Fear of a coup in the small African Great Lakes nation gripped the population after a projectile landed close to the national radio broadcaster, a resident living near the affected building told AFP, requesting anonymity.

In a video seen by AFP, a tall mushroom cloud of smoke loomed over a neighbourhood in Bujumbura at nightfall, which another resident described as "spreading terror" across the city.

Very tall flames were also visible in a photo sent to AFP.

"A serious electrical accident in the ammunition store of the FDNB (Burundi National Defence Force) based in Musaga is the cause of the explosions currently being heard in the economic capital Bujumbura," Burundian army spokesman Gaspard Baratuza said.
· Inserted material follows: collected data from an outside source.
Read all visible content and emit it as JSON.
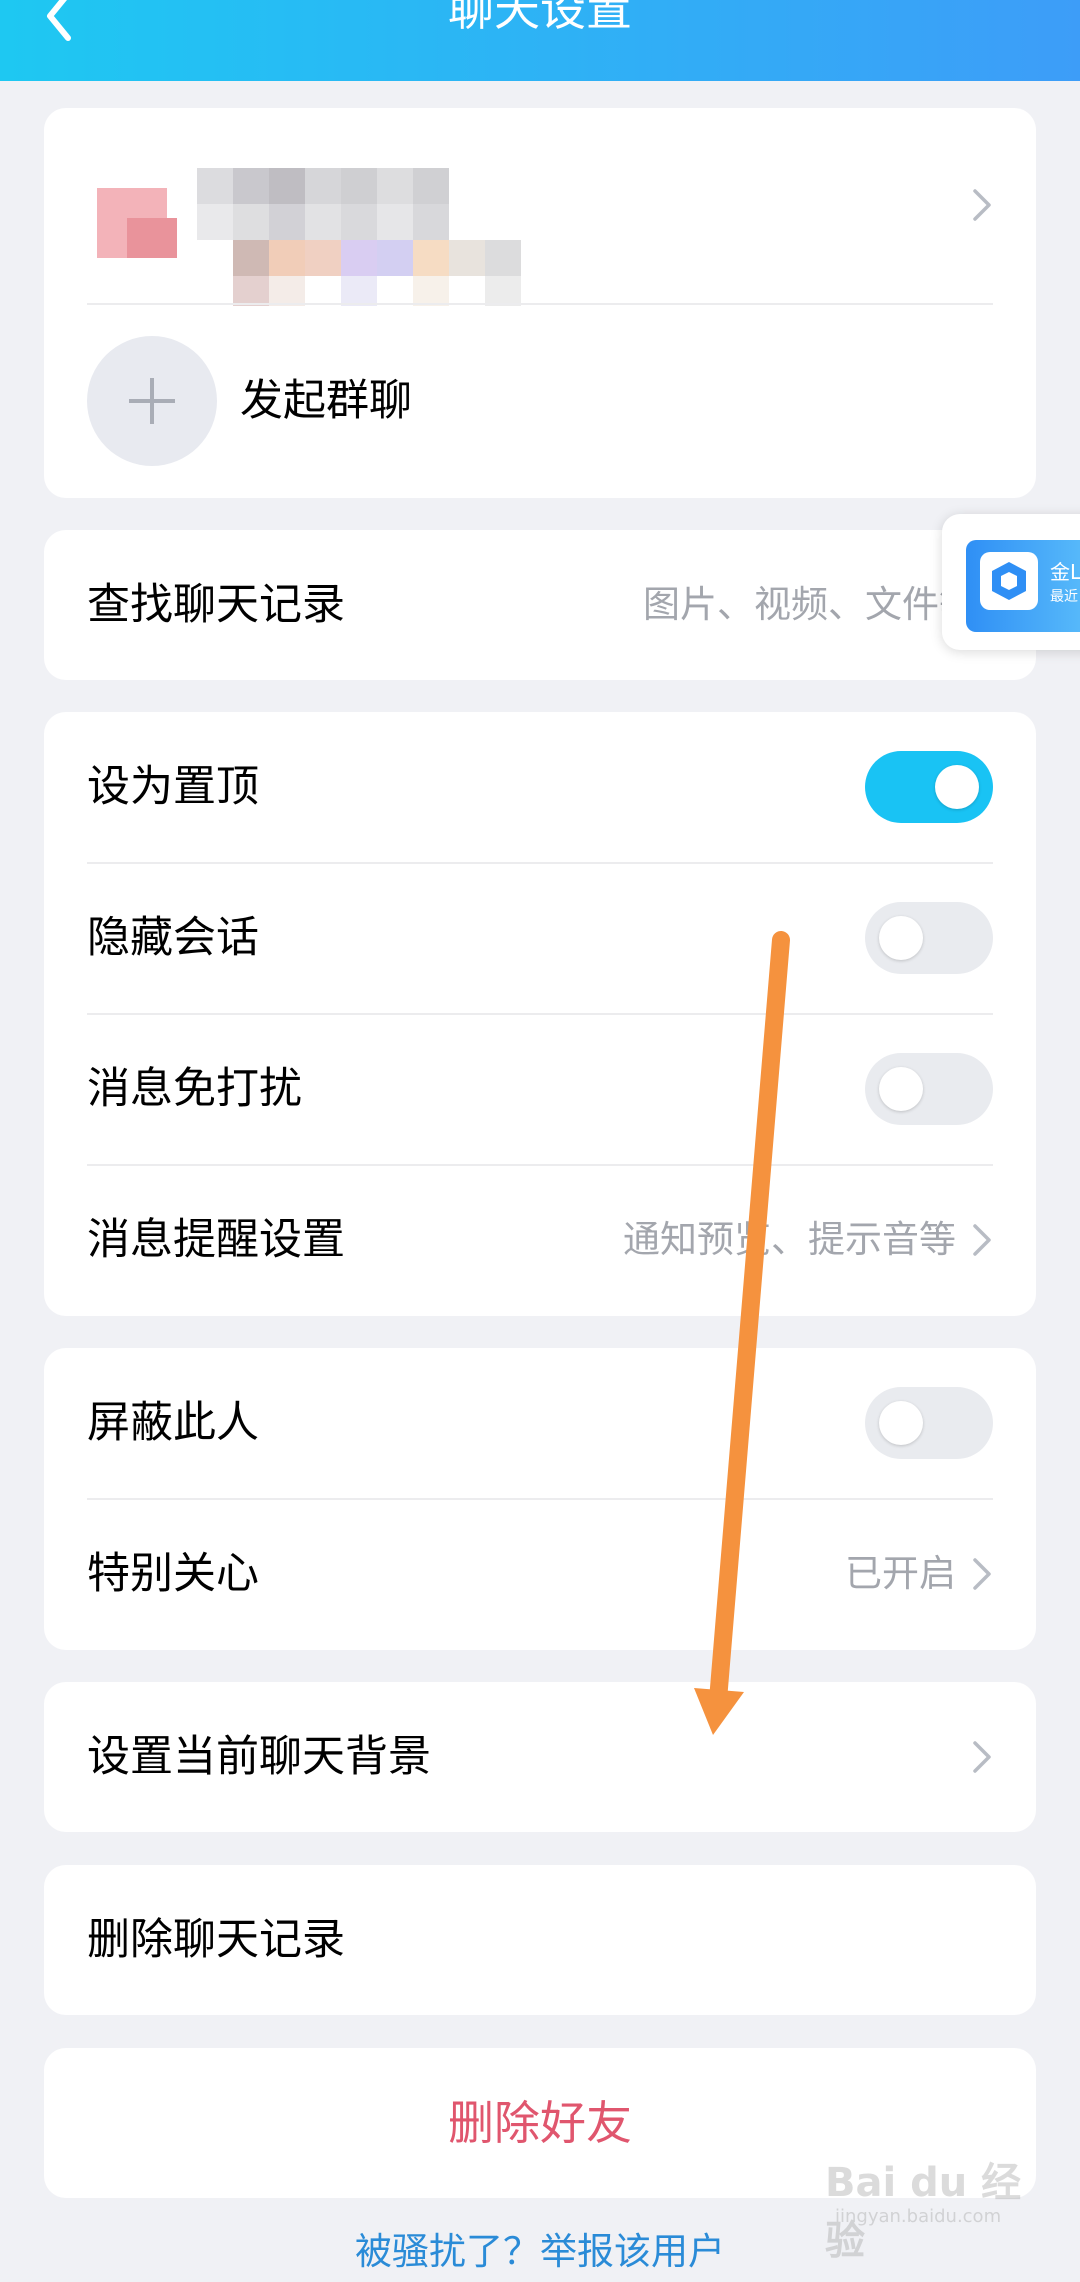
{
  "header": {
    "title": "聊天设置"
  },
  "profile": {
    "start_group_label": "发起群聊"
  },
  "search_history": {
    "label": "查找聊天记录",
    "hint": "图片、视频、文件等"
  },
  "settings": {
    "pin": {
      "label": "设为置顶",
      "on": true
    },
    "hide": {
      "label": "隐藏会话",
      "on": false
    },
    "mute": {
      "label": "消息免打扰",
      "on": false
    },
    "notify": {
      "label": "消息提醒设置",
      "hint": "通知预览、提示音等"
    }
  },
  "privacy": {
    "block": {
      "label": "屏蔽此人",
      "on": false
    },
    "special": {
      "label": "特别关心",
      "hint": "已开启"
    }
  },
  "background": {
    "label": "设置当前聊天背景"
  },
  "clear_history": {
    "label": "删除聊天记录"
  },
  "delete_friend": {
    "label": "删除好友"
  },
  "report_link": "被骚扰了？举报该用户",
  "floating_widget": {
    "title": "金L",
    "subtitle": "最近"
  },
  "watermark": {
    "brand": "Bai du 经验",
    "url": "jingyan.baidu.com"
  },
  "colors": {
    "accent": "#19c3f4",
    "danger": "#e0566e",
    "link": "#2a8bd7",
    "annotation": "#f5923e"
  }
}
Musaga sits in the southern suburbs of Bujumbura, the economic capital of a country ranked by the World Bank as the Earth's poorest by GDP per head in 2023.

"We urge the public to remain calm and avoid the surrounding areas; the relevant services are currently intervening," Baratuza added in a message shared in a WhatsApp group for journalists.

A resident of the Gasekebuye neighbourhood, located several kilometres from Musaga, told AFP that "the base camp is sending out munitions".

"It's munitions that are burning. They're sending bombs our way. In my house, some windows have already shattered," the resident told AFP by phone.

For years, Burundi has been gripped by a profound economic crisis, notably a three-year-long petrol shortage paralysing the country.

Since President Evariste Ndayishimiye took power in June 2020, the former Belgian colony has swung between signs of liberalising a government still in thrall to the country's powerful generals and cracking down on the opposition.

Both rights groups and the United Nations have criticised breaches of human rights in the country.